According to Trent Williams, life is like a hike; instead of being a linear process where the end is clear from the beginning, life is more of an emergent experience, with many winding twists and turns. As Williams remembers that God understands each unanticipated turn, he says he is better able to learn from unexpected experiences as they come.

An associate professor of entrepreneurship at the BYU Marriott School of Business, Williams specializes in studying the process of how and why businesses are formed and how they adapt to survive extreme instability, such as civil war and natural disasters. He says, “In entrepreneurship, we don’t know if an idea is going to work. And if we get married to one of the earliest ideas that we have and we’re unwilling to relinquish it or let it morph, then we’re probably going to fail.”
And, he observes, “I think it’s the same with our own lives.”
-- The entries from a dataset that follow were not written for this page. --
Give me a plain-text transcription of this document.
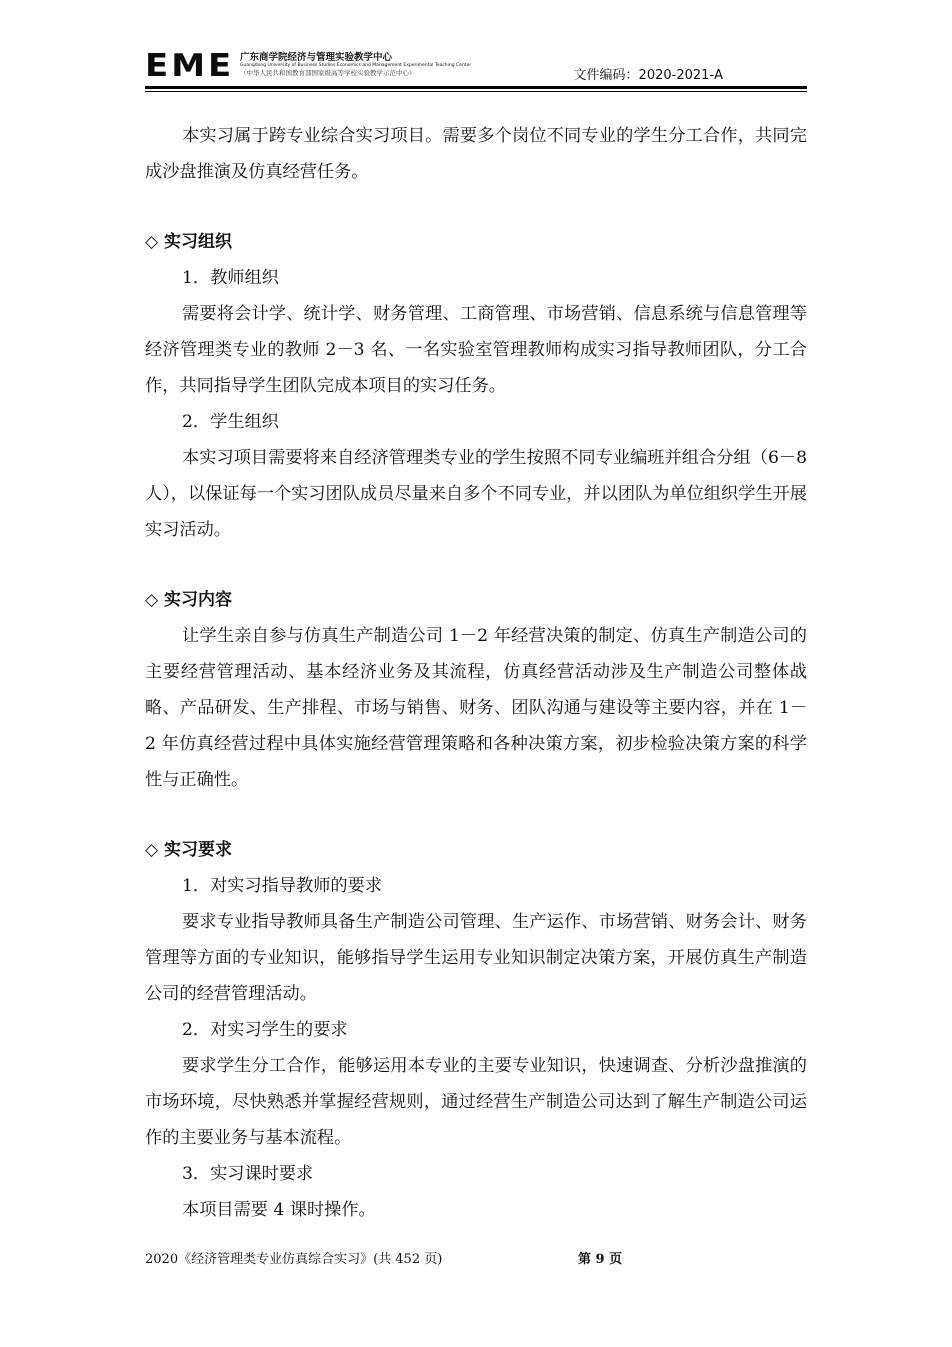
EME 广东商学院经济与管理实验教学中心
Guangdong University of Business Studies Economics and Management Experimental Teaching Center
（中华人民共和国教育部国家级高等学校实验教学示范中心）	文件编码：2020-2021-A

本实习属于跨专业综合实习项目。需要多个岗位不同专业的学生分工合作，共同完成沙盘推演及仿真经营任务。

◇ 实习组织

1．教师组织

需要将会计学、统计学、财务管理、工商管理、市场营销、信息系统与信息管理等经济管理类专业的教师 2－3 名、一名实验室管理教师构成实习指导教师团队，分工合作，共同指导学生团队完成本项目的实习任务。

2．学生组织

本实习项目需要将来自经济管理类专业的学生按照不同专业编班并组合分组（6－8 人），以保证每一个实习团队成员尽量来自多个不同专业，并以团队为单位组织学生开展实习活动。

◇ 实习内容

让学生亲自参与仿真生产制造公司 1－2 年经营决策的制定、仿真生产制造公司的主要经营管理活动、基本经济业务及其流程，仿真经营活动涉及生产制造公司整体战略、产品研发、生产排程、市场与销售、财务、团队沟通与建设等主要内容，并在 1－2 年仿真经营过程中具体实施经营管理策略和各种决策方案，初步检验决策方案的科学性与正确性。

◇ 实习要求

1．对实习指导教师的要求

要求专业指导教师具备生产制造公司管理、生产运作、市场营销、财务会计、财务管理等方面的专业知识，能够指导学生运用专业知识制定决策方案，开展仿真生产制造公司的经营管理活动。

2．对实习学生的要求

要求学生分工合作，能够运用本专业的主要专业知识，快速调查、分析沙盘推演的市场环境，尽快熟悉并掌握经营规则，通过经营生产制造公司达到了解生产制造公司运作的主要业务与基本流程。

3．实习课时要求

本项目需要 4 课时操作。

2020《经济管理类专业仿真综合实习》(共 452 页)	第 9 页
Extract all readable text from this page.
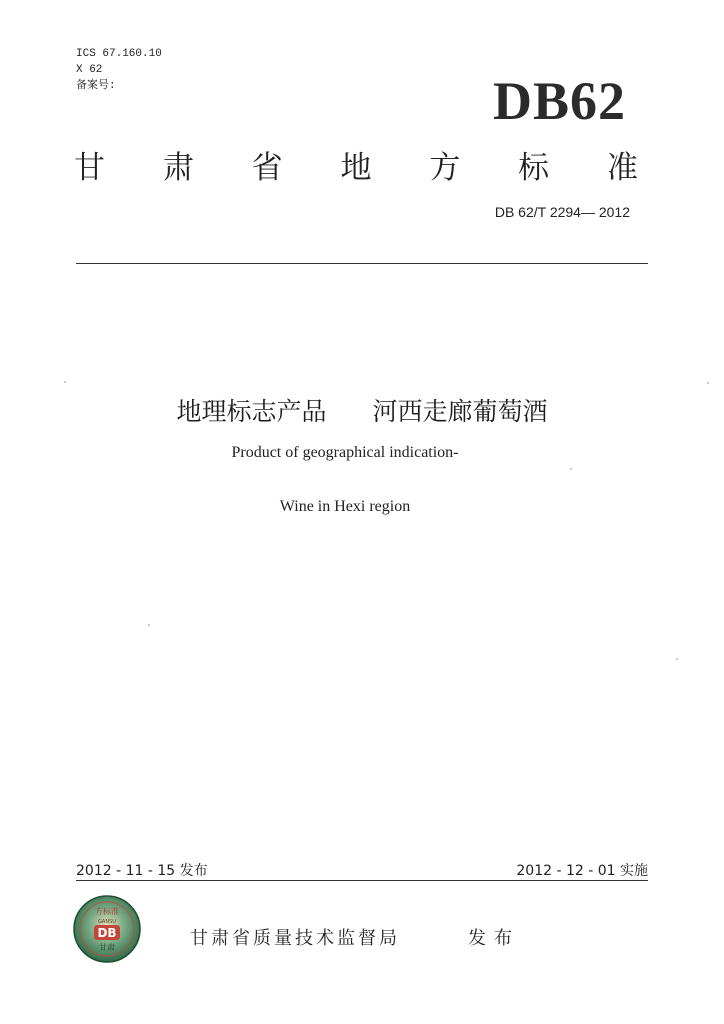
ICS 67.160.10
X 62
备案号:	DB62
甘 肃 省 地 方 标 准
DB 62/T 2294— 2012
地理标志产品 河西走廊葡萄酒
Product of geographical indication-
Wine in Hexi region
2012 - 11 - 15 发布	2012 - 12 - 01 实施
方标准
GANSU
DB
甘肃	甘肃省质量技术监督局	发布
When Williams started his undergraduate degree at Brigham Young University, he had a very specific game plan for his life. He planned to play football throughout college, major in English and philosophy, and then continue his education by earning a PhD in continental philosophy and post-colonial literature.
However, at the beginning of his senior year, Williams suffered a career-ending sports injury. His sense of losing control was heightened when he also began experiencing an unexplainable feeling of burnout about his degree. He knew he needed to change subjects for his PhD, but he didn’t know where to start. “I was feeling lost,” Williams remembers.
As he searched for a new direction, Williams discovered a surprising possibility when an entrepreneur presented in one of his philosophy classes. Studying business had never crossed his mind—but he was intrigued by the entrepreneur’s description of how businesses functioned.
Williams worked with several startups following graduation and found he enjoyed investigating the “why” behind business decisions and how they affected consumers’ lives. Thinking he had found a new direction for his doctorate, he applied to a PhD program at Purdue University but was rejected. Instead, the business school had a counter offer: a spot in their MBA program, which Williams accepted. After completing his master’s degree, he worked briefly in management consulting before earning his PhD in entrepreneurship and strategic management from the Indiana University Kelley School of Business.
Looking back, Williams recognizes how the unexpected turns in his life were actually a blessing. “I collected important insights that were relevant for things that I did not yet know I was interested in,” he says. “We don’t always see the end of our experiences.” Williams recounts how the painful football injury opened his time to work as a writing consultant, which proved critical to gaining an assistantship during his MBA. He also realized that, if he had gotten into Purdue’s PhD program when he applied, he would have missed the chance to study entrepreneurship during his doctorate, as Purdue didn’t offer the track and Indiana was one of only a few schools offering it several years after his MBA.
Being open to change is a mindset Williams, as a faculty member, strives to help students adopt. He has advised many young adults who, as he describes, genuinely worry that they have ruined their lives by picking the wrong major or career. He understands his students’ desires for certainty, but he reminds them to stay flexible, focus on the big picture, and trust God—which he acknowledges is easier said than done. When facing ambiguity, Williams has found it helpful to focus on what he can learn and who he is becoming through each experience, letting go of the need to know specifics and trusting that God will illuminate the next step.

“What I’ve realized over the years is that God has such a great understanding of each of us, of our potential, we can’t even begin to grasp it,” he explains. Just as hikers traveling on a heavily wooded trail will eventually come to a beautiful vista overlooking their progress, Williams says he’s had moments where God has shown him the “why” behind some of his path’s twists and turns.
“I’m grateful that I’ve let it play out,” he reflects, “and tried the best I could to learn from each of my experiences, and been open to what it is that I might become that I never could have imagined.”